Investigators from the Directorate for Priority Crimes Investigation (Hawks) and their counterparts in SanParks believe they have disrupted the supply chain of poached rhino horn from the Kruger National Park via Gauteng to SouthEast Asia.
Announcing the breakthrough on Tuesday, Colonel Johan Jooste said:
“We made a paradigm shift in wildlife trafficking and the whole supply chain.”
Two men, Mandla Patrick Mashele, 37, and Kelvin Hahlane Malapane, 30, handed themselves over to police and have subsequently been released on R50,000 bail with stringent conditions after they made a brief appearance in court.
Both men are from Benoni and are alleged to be the masterminds behind acquiring the poached rhino horn from the parks and facilitating its movement to markets in SouthEast Asia.
The Hawks’ Colonel Johan Jooste said on Tuesday in Pretoria that the directorate, in co-operation with SANParks, had managed to disrupt the supply chain of poached rhino horn from the Kruger National Park.

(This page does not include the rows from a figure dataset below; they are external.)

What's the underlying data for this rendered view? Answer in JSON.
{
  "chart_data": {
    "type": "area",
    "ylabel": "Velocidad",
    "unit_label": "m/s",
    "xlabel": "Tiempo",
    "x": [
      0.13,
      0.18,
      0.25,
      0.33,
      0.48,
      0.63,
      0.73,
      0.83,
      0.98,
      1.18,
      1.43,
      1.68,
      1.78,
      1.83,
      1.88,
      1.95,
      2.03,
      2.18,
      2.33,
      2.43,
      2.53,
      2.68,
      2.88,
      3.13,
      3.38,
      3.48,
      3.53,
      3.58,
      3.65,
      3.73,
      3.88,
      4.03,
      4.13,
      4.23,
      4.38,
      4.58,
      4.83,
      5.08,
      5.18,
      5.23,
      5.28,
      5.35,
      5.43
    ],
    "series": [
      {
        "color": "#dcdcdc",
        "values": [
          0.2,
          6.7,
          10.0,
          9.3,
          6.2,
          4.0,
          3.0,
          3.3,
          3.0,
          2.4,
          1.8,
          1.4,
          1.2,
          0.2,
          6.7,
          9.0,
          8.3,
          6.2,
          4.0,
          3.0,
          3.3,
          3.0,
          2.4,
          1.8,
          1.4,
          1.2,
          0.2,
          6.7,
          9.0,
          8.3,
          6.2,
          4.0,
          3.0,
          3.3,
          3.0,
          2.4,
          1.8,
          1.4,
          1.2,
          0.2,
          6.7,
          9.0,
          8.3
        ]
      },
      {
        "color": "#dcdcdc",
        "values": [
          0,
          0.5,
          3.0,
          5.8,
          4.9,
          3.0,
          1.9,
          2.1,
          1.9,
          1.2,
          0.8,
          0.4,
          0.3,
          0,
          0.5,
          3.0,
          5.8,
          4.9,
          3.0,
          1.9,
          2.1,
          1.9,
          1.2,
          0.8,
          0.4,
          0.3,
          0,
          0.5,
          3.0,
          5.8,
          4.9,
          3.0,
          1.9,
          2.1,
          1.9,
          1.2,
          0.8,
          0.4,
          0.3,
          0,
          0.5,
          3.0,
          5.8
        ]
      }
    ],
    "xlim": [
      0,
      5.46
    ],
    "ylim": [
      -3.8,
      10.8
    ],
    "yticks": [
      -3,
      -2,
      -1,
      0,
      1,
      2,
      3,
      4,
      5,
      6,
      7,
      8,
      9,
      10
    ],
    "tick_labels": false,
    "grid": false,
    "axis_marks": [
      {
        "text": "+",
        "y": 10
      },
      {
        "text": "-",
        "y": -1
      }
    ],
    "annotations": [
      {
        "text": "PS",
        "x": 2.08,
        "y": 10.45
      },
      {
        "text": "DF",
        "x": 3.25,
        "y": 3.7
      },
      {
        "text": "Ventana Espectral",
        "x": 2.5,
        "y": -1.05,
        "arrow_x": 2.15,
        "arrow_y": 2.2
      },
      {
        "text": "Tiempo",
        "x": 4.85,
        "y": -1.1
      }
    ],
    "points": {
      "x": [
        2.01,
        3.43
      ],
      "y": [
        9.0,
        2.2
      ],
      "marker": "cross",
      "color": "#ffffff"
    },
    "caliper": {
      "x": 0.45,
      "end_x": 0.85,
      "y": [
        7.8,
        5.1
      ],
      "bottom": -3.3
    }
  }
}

Mashele and Malapane, Jooste said, were not suspected of being poachers themselves, but allegedly acquired rhino horn and then facilitated the export of the horn to SouthEast Asia.
“These specific persons have recruited people to obtain rhino horn, then they will pay a high price for the horn that will be received by the two or three runners working for them and from there they will supply end user markets,” said Jooste.
He said this was significant because it effectively disrupts the supply chain from Kruger National Park to the greater Gauteng area.
“We will always see the ripple effect in terms of how effective it was, so it’s always important irrespective of how big the syndicate was.”
Jooste said the specific incident for which they were arrested involved four rhino horn valued at R1.5-million.
The duo has been charged with the illegal sale of rhino horn, but more charges may be added at a later stage.
On releasing them on bail, the court ordered the two to forfeit their passports and report to the nearest police station daily between 07:00 and 08:00.
Historically, the Kruger National Park has been a hot spot for rhino poaching. In 2017, 504 were poached from the park.
In January, Water and Environmental Affairs Minister Edna Molewa released the 2017 poaching numbers for South Africa. The numbers indicated that 1,028 rhino were poached in 2017, a decrease by 26 from the 1,054 rhino killed in 2016.
Then Molewa indicated that 502 rhino poachers and 16 alleged traffickers had been arrested nationally, bringing the total figure to 518 arrests. Twenty-five officials across various government departments were arrested for their roles in the poaching incidents.
Following a surge in rhino poaching in the country in the past few years, the Department of Environmental Affairs, Game Parks, law enforcement agencies and other stakeholders put in place a number of anti-poaching operations to curb the scourge of rhino poaching. It was this that resulted in a 7.6% decrease in rhino killed in the Kruger National Park in 2018.
South Africa is said to be a soft target for rhino poaching because the country has by far the largest population of rhino in the world and has been unable to clamp down effectively on poaching despite several interventions, including integrity testing for SanParks staff and a full vetting process.
Commenting on the recent arrests, SanParks spokesperson, Issac Phaahla, said rhino poaching remains a huge problem.
“Rhino poaching is still a huge concern in the country but we are confident that our strategy on the reduction of this scourge is beginning to pay off.”
SANParks CEO Fundisile Mketeni applauded the arrests and said there was a strategy in place to deal with the scourge of rhino poaching.
He said the organisation was committed to ensuring that fewer than 400 rhinos would be poached in South Africa in 2019 and less than 160 in 2020.